Serial documentation of the wound beds was performed at days 0, 3, 5, 7, 10, and 14 post-wounding to monitor the gross healing trajectory. Representative images at days 0, 7, and 14 are shown in Figure 5B; the full quantitative data for all time points are presented in Figure 5D and E. As shown in Figure 5B, wounds treated with PEG-HS/TiO2 exhibited a visibly accelerated rate of contraction and re-epithelialization compared to both PBS and free HS groups, with this divergence becoming increasingly apparent at later time points. Quantitative analysis of wound area using two-dimensional reconstruction techniques (Figure 5C) corroborated these visual impressions. The temporal progression of wound area reduction (Figure 5D) revealed that PEG-HS/TiO2-treated animals demonstrated significantly faster wound closure kinetics relative to control cohorts, with the disparity reaching statistical significance as early as day 5 post-wounding and becoming more pronounced by day 10. Notably, the time required to achieve complete wound closure was substantially abbreviated in the PEG-HS/TiO2 group (Figure 5E–Figure 5H), with a mean closure time approximately 30% shorter than that observed in PBS-treated controls. These findings strongly imply that the nanocomposite is capable of expediting the overall wound healing process in the diabetic milieu. To gain mechanistic insight into the enhanced healing response, histological examination of wound tissue sections was performed at defined post-injury intervals. Hematoxylin and eosin (H&E) staining of tissue harvested on day 7 (Figure 5F) revealed striking differences in the extent of granulation tissue formation and re-epithelialization across treatment groups. Wounds receiving PEG-HS/TiO2 displayed a more organized epithelial layer and enhanced dermal remodeling compared to controls on day 14, which exhibited relatively delayed tissue restoration and persistent inflammatory infiltrates. Quantitative assessment of dermal thickness (Figure 5H; Figure S7, Supporting Information) confirmed a significant increase in the PEG-HS/TiO2-treated group, consistent with improved structural regeneration of the dermal compartment.

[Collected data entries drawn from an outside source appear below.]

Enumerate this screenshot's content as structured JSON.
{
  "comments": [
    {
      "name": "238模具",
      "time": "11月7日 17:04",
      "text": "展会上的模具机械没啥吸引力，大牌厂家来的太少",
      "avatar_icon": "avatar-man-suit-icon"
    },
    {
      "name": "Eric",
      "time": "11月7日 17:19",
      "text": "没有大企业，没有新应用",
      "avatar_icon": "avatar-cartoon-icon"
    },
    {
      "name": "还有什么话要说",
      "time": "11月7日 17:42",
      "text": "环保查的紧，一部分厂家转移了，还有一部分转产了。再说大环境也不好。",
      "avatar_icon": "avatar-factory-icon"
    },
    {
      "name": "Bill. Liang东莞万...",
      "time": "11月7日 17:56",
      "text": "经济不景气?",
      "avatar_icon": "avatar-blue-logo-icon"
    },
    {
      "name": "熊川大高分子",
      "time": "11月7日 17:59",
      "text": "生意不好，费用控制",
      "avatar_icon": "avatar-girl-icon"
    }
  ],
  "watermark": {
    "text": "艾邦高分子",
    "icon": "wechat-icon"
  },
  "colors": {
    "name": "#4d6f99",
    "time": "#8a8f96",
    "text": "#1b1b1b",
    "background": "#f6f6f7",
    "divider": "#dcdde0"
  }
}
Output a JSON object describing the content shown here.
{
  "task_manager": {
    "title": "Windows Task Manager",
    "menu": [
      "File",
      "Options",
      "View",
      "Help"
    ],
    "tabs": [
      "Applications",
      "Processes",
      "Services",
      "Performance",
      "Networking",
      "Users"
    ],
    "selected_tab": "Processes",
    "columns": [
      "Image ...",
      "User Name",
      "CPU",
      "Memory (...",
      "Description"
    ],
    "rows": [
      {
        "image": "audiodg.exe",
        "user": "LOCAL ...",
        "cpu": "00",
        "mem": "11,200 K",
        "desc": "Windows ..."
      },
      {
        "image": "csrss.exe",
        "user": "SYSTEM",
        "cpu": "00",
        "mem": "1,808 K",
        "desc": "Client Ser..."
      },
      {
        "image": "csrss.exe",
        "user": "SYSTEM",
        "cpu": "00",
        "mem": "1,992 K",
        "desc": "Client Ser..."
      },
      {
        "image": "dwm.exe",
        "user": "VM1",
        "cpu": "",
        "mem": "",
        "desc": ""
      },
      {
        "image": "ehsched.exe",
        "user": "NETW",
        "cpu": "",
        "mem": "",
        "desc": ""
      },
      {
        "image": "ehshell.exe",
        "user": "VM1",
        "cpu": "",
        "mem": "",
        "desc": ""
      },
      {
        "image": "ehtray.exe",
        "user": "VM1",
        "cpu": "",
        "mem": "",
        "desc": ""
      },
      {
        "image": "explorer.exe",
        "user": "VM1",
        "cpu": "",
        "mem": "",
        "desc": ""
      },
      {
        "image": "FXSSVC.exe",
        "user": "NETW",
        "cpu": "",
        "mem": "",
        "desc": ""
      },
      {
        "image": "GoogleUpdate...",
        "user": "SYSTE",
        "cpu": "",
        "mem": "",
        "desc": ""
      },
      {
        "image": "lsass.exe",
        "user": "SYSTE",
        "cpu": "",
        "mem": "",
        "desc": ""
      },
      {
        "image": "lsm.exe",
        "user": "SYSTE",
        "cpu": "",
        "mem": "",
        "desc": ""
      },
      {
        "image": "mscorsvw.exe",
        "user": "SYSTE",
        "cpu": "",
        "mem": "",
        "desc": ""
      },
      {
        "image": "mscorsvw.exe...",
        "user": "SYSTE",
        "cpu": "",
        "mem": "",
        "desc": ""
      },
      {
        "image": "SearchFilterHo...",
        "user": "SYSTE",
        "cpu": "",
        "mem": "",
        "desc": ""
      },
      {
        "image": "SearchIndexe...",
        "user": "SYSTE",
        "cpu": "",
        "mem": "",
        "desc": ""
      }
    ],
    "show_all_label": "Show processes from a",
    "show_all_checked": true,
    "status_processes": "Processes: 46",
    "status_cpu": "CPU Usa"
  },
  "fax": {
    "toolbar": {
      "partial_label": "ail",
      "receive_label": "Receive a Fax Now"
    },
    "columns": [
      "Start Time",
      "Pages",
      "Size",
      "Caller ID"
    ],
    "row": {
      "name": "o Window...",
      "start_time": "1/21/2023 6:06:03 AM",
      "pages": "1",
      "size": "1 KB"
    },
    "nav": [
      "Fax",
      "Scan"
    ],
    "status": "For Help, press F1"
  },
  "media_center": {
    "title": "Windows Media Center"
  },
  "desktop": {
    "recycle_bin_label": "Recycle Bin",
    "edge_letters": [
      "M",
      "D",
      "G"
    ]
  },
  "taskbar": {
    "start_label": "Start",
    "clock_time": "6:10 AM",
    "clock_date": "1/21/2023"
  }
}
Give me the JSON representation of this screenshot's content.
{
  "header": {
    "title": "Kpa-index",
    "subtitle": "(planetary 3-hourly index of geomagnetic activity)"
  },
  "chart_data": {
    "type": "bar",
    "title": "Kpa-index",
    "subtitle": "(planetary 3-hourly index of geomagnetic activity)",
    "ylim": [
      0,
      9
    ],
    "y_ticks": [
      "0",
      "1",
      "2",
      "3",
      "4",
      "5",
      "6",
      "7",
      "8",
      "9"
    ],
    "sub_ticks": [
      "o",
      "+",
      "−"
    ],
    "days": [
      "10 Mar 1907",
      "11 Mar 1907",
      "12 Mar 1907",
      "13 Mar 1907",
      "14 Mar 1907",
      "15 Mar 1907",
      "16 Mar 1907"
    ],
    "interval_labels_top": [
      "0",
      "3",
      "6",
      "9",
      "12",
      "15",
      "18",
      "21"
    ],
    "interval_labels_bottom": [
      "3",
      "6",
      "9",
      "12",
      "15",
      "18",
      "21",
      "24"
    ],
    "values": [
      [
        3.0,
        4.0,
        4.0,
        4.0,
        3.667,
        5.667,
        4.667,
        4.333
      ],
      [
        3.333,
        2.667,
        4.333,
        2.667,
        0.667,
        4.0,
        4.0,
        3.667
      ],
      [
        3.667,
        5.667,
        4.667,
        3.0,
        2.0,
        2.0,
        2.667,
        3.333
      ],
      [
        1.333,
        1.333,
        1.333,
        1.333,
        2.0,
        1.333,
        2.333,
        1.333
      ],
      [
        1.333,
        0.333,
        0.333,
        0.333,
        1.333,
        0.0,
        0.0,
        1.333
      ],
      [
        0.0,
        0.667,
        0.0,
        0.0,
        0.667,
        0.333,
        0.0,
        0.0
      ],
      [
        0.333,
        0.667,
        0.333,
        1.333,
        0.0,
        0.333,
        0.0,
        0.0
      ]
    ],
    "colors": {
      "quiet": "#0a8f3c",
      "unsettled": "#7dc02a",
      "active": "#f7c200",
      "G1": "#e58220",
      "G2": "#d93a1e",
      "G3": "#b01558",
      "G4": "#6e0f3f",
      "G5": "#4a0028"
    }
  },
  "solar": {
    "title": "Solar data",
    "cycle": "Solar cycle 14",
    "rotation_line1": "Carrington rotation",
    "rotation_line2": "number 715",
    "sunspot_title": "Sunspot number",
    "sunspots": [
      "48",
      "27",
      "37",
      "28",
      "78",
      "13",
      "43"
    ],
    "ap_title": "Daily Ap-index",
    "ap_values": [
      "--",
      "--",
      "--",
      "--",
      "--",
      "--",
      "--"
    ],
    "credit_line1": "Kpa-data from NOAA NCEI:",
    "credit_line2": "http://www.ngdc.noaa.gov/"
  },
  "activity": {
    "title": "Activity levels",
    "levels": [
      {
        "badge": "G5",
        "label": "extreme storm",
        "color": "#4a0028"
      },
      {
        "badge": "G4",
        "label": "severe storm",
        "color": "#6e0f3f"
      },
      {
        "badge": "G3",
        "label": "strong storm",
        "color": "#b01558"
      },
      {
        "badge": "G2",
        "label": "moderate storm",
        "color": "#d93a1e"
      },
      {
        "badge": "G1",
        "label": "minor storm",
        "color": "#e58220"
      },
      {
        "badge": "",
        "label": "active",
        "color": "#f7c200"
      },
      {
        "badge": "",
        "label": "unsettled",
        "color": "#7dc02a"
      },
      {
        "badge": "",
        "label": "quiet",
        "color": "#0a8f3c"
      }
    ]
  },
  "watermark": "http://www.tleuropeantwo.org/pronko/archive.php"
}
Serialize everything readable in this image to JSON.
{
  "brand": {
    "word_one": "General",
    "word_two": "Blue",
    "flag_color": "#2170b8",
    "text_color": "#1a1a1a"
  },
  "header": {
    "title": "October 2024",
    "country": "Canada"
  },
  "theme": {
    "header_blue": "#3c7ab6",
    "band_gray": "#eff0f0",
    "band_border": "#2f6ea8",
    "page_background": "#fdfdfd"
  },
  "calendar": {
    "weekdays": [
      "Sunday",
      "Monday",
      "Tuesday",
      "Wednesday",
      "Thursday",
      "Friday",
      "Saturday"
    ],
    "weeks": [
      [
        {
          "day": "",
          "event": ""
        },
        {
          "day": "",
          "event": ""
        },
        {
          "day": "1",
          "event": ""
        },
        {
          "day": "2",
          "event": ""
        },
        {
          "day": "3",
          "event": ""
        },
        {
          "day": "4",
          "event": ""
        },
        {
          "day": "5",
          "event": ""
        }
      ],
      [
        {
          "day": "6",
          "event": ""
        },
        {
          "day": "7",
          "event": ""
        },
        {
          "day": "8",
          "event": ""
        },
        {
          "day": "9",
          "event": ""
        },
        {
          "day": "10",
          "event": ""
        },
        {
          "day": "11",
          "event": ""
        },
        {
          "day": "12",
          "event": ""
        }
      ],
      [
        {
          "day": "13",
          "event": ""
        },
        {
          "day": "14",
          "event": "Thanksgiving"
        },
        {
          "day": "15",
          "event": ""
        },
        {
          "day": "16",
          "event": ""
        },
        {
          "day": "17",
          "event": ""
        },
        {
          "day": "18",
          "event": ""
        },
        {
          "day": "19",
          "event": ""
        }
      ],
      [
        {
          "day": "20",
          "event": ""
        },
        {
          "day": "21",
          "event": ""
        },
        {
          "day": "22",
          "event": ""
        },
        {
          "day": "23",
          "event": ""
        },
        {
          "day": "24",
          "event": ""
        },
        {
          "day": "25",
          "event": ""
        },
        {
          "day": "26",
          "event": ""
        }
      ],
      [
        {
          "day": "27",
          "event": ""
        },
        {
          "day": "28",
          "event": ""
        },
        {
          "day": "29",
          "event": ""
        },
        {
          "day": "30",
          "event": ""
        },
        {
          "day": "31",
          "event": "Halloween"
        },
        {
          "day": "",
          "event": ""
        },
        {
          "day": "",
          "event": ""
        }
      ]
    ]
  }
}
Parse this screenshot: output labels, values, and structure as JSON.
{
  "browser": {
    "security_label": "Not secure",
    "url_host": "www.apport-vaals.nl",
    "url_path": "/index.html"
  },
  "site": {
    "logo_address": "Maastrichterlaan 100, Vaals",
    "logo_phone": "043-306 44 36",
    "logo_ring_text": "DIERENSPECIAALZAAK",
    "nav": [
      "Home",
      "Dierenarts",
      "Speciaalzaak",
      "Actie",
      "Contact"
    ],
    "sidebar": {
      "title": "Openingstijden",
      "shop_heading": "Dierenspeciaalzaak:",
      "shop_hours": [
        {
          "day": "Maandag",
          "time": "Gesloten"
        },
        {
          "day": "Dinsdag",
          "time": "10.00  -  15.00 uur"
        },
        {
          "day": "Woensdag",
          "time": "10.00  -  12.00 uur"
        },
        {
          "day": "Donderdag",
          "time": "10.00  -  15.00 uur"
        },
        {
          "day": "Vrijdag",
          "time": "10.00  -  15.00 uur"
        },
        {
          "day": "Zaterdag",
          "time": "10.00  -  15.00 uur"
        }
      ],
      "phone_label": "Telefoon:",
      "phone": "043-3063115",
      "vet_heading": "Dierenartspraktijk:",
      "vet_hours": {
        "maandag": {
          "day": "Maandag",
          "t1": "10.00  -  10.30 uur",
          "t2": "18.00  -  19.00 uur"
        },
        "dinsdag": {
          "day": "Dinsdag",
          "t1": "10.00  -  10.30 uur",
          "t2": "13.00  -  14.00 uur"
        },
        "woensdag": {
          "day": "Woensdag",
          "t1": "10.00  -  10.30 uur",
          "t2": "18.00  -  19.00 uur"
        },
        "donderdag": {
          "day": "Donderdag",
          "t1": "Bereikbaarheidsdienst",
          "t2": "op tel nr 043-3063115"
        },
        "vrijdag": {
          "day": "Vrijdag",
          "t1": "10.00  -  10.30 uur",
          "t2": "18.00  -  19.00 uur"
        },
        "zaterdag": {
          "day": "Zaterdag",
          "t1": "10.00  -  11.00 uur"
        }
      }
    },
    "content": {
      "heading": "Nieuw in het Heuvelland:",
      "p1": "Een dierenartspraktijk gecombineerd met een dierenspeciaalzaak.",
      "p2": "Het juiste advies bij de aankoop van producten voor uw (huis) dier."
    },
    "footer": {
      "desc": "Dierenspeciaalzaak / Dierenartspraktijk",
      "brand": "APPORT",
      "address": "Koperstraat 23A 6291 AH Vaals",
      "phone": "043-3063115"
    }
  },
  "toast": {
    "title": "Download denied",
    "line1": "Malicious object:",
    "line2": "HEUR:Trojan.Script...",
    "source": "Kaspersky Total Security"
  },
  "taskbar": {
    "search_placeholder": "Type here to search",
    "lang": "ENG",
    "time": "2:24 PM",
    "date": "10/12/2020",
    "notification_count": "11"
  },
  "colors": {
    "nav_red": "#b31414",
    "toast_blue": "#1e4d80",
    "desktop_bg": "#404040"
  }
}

Given the critical role of angiogenesis in supplying oxygen and nutrients to the regenerating tissue, we next evaluated neovascularization within the wound bed by immunofluorescence staining for CD31, a well-established endothelial cell marker. Representative micrographs of day 14 wound sections (Figure 5G) depicted a notably higher density of CD31-positive area in animals treated with PEG-HS/TiO2 compared to control groups. Morphometric quantification of vascularized regions (Figure 5I) validated this observation, demonstrating a robust and statistically significant increase in CD31-positive area in the nanocomposite-treated cohort. This pronounced pro-angiogenic effect is likely attributable to a combination of factors, including the alleviation of oxidative stress-mediated endothelial dysfunction, the restoration of VEGF expression as observed in vitro (Figure 3G), and the favorable immunomodulatory milieu established by M2-polarized macrophages.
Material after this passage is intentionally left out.